Laying the foundation
While assessing the application of these precedents in Wisconsin, certain assumptions can be made. First, judges care about, and want to protect, children. Second, of everyone in the courtroom, the person who knows the least about the parties and their children is that very judge. Third, judges are aware of point #2. Therefore, judges are very open to someone neutral, trained in the appropriate field and with more knowledge of the individuals involved, to recommend to them what to do.

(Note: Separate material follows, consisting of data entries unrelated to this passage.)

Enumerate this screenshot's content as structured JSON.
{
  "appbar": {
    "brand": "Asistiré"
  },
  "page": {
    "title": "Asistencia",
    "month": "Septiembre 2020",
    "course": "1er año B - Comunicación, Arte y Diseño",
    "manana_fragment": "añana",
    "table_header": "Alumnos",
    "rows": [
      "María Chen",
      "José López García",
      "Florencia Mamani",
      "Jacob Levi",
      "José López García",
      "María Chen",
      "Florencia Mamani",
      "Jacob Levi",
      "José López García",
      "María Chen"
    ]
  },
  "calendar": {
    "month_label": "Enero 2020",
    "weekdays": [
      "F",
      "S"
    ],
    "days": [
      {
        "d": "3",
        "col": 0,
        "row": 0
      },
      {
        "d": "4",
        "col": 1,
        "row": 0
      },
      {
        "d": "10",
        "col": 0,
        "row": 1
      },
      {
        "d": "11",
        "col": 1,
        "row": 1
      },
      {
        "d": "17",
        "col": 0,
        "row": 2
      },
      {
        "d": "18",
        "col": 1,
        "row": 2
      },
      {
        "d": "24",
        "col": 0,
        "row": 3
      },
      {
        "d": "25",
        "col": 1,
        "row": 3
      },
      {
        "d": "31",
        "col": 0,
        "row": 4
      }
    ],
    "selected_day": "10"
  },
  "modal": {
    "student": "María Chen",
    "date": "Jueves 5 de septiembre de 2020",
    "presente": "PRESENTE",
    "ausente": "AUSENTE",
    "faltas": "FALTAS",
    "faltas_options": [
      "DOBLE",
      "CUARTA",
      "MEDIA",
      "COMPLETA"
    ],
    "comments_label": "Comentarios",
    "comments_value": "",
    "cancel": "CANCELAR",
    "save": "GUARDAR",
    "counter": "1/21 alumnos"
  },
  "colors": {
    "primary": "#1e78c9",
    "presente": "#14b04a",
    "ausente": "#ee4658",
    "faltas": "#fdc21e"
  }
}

Getting the evidence admitted may now take some additional steps. Based on the above cases, lawyers seeking to admit such testimony should elicit, in addition to the expert’s credentials, the following:
- The general principles of their field;
- The methods utilized in the case;
- The relationship of these methods to the general principles; and,
- The general acceptance in the expert’s profession of these methods.
For further explanation of the necessary foundational questions, read Blinka’s previously cited article.
I anticipate that, given the proclivity of judges to want to hear advice from neutral, trained professionals on how to protect children, the new statute will merely add an extra hurdle to get the testimony admitted. Still, lawyers should be prepared — and prepare their witnesses — to address these issues by laying the appropriate foundation.